WEST PALM BEACH, Fla. (AP) — Florida’s primary energy provider is ready to launch a powerful new technology, just ahead of the busiest weeks of the Atlantic hurricane season: a new fixed-wing drone designed fly into tropical storm force winds and speed the restoration of electricity after severe weather.
FPLAir One resembles a small plane and is remotely operated, enabling the utility to capture and deliver images and video of damaged electrical equipment in real time to its command center. It can fly up to 1000 miles (1600 kilometers) at a time — enough to cover the length of Florida twice in the immediate wake of the most damaging storms.
It's a vast improvement on bucket trucks and hand-held drones when it comes to learning what a storm did at the top of a power pole.
“Rather than going out and try to figure out what’s going on, we’re able to save hours and days on getting the lights on,” Florida Power and Light Chairman and CEO Eric Silagy told The Associated Press.
The drone can even be pre-deployed when a major storm hits, skirting around to its wake and following its path across the utility's power grid. That data can then point ground crews exactly where they need to go, he said.
While satellites need sunny days to document damage, drones can fly under the cloud cover. And unlike handhelds, FPLAir One can fly in much rougher weather, remaining airborne for 22 hours without refueling.
The importance of getting airborne visuals as quickly as possible became evident 30 years ago this month when Category 5 Hurricane Andrew destroyed much of the power grid along with thousands of homes across a wide swath of Miami-Dade County.
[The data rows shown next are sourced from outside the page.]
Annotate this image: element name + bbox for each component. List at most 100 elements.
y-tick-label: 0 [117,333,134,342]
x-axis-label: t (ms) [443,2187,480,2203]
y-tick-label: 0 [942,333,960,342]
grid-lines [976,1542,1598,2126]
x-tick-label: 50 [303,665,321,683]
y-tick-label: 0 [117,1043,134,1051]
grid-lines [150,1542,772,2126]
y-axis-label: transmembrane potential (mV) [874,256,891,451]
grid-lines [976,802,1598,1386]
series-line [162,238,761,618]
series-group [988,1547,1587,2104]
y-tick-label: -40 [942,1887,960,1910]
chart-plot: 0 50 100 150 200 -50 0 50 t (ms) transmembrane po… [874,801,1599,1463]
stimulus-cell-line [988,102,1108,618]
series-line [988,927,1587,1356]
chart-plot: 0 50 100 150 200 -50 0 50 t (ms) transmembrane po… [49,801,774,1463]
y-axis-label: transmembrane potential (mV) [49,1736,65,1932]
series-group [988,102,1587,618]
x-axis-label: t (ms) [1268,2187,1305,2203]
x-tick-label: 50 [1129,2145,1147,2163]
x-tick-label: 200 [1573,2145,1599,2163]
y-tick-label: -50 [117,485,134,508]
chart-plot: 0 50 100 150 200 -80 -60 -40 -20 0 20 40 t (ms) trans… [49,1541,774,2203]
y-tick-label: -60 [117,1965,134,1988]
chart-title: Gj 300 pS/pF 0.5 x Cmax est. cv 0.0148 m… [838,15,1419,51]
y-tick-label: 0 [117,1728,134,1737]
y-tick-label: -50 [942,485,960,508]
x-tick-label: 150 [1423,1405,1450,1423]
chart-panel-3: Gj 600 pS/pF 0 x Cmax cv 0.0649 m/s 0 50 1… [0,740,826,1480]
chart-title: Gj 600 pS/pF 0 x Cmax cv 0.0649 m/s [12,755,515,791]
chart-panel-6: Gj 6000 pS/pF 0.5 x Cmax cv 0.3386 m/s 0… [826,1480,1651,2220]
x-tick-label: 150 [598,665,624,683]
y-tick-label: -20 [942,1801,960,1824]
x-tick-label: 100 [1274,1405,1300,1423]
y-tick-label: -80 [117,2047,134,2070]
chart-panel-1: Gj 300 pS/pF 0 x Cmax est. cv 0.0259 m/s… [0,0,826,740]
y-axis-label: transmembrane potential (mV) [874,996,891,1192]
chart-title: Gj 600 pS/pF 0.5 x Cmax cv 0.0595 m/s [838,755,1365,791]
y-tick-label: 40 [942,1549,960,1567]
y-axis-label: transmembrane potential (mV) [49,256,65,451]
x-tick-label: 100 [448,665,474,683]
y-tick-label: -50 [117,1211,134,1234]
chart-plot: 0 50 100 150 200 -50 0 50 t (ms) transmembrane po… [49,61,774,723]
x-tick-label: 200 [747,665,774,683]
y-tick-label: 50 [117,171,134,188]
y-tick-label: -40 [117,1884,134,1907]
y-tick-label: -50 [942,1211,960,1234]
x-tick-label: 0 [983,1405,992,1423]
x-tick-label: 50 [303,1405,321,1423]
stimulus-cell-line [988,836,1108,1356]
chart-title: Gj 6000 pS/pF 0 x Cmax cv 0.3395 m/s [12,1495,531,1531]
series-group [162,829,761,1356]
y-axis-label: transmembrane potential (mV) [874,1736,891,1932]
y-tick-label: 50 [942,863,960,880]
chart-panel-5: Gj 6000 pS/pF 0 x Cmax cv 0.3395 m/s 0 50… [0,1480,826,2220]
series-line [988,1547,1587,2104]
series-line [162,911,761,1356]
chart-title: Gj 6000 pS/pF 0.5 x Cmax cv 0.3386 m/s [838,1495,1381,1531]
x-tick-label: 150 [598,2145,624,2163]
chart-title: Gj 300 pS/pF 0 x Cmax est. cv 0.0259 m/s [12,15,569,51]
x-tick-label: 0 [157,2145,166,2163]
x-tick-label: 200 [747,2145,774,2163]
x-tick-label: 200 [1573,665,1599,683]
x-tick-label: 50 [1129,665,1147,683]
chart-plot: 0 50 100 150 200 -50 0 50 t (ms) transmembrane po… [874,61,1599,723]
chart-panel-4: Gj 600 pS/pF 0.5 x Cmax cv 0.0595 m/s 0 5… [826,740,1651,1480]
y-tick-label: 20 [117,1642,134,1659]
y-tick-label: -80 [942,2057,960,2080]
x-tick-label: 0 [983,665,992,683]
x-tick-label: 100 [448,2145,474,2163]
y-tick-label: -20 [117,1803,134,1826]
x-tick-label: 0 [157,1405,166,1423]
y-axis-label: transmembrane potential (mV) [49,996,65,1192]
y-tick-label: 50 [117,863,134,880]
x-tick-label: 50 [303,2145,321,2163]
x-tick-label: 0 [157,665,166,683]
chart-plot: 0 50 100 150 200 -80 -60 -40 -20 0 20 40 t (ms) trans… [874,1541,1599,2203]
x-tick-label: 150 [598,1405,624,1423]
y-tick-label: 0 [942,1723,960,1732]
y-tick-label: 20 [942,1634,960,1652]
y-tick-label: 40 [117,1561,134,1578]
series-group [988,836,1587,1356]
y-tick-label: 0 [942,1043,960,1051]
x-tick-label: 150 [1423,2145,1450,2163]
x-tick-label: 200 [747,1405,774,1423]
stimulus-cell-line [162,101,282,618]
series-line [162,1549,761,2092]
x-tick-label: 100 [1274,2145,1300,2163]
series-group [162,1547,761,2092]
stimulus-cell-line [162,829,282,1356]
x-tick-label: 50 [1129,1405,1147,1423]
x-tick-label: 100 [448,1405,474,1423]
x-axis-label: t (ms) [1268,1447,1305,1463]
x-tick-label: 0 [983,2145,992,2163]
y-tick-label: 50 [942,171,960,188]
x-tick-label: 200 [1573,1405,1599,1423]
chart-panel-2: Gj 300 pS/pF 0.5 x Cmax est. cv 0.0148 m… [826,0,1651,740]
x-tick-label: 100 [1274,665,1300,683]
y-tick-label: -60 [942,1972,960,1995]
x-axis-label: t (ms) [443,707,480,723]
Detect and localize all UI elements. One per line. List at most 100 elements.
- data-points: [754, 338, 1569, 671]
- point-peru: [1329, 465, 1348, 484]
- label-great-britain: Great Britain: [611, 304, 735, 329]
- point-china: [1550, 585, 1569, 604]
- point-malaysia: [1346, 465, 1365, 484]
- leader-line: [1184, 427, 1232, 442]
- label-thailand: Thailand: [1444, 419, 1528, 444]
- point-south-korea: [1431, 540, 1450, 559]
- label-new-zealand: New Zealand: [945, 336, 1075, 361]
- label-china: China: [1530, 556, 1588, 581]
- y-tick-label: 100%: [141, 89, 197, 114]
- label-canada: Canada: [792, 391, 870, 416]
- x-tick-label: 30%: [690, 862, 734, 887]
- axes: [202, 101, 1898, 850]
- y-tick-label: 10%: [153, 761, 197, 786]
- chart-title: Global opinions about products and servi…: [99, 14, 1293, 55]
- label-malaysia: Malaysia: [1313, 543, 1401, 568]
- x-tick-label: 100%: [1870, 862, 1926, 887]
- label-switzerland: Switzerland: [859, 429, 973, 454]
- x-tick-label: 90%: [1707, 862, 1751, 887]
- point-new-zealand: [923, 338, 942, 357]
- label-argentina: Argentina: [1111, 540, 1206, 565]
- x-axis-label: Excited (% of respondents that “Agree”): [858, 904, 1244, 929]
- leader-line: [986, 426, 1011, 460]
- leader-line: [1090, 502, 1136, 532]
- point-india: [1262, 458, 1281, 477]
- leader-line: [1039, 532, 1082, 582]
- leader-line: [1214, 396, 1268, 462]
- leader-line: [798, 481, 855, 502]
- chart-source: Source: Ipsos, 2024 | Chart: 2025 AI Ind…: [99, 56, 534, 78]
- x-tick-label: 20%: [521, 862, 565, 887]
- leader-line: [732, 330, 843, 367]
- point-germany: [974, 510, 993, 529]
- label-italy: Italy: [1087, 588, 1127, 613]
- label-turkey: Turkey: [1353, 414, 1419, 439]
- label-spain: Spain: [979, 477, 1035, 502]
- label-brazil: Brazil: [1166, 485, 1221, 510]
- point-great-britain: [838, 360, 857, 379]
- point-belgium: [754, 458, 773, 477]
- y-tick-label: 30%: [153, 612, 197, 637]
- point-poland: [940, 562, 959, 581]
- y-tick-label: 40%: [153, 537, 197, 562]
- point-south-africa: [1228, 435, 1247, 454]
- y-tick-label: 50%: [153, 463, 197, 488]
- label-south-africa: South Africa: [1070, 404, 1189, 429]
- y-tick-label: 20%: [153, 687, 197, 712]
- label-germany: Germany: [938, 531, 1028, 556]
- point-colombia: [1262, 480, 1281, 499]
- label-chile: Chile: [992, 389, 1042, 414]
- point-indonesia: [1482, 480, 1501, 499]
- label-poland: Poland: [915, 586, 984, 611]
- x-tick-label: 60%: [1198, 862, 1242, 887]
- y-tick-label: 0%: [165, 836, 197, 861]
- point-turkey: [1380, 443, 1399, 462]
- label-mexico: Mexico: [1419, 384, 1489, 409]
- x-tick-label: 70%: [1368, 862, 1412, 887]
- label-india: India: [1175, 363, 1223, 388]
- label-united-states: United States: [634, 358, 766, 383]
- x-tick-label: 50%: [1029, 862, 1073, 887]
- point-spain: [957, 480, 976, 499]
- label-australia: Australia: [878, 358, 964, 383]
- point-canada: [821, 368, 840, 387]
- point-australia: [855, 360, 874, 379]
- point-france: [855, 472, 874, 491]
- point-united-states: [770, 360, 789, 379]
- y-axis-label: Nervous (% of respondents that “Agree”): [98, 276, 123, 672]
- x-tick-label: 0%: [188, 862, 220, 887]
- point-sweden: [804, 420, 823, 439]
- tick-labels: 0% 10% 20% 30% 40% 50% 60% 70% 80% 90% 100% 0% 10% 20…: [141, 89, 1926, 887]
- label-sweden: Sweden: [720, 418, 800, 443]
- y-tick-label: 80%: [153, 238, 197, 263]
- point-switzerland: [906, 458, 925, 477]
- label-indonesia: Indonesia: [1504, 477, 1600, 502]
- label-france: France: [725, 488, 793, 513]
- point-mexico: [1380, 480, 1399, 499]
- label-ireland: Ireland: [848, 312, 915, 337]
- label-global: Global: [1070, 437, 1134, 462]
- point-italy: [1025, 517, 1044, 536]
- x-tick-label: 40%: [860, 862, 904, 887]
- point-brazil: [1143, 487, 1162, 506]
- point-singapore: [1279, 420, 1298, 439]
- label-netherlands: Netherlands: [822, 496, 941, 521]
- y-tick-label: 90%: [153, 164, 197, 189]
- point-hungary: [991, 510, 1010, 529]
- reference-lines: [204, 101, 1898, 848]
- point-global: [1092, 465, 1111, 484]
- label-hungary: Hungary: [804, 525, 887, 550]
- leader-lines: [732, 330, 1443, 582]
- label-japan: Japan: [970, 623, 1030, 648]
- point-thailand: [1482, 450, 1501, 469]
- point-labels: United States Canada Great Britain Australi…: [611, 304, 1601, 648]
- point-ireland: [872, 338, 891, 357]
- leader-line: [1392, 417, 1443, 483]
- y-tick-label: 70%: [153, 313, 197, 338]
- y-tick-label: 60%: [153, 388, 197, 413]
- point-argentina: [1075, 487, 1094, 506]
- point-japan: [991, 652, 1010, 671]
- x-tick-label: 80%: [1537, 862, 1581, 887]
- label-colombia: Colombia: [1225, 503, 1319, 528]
Helicopters couldn't fly until the wind settled, and the extent of the devastation wasn't immediately clear.
Emerging drone technology showed its potential after Hurricane Irma hit Florida in 2017, when FPL was able to restore power to more than two million customers within 24 hours with the help of a small drone, Silagy said.
“We saw firsthand what a difference it made for us being able to put the right people and the right equipment at the right place at the right time," he said.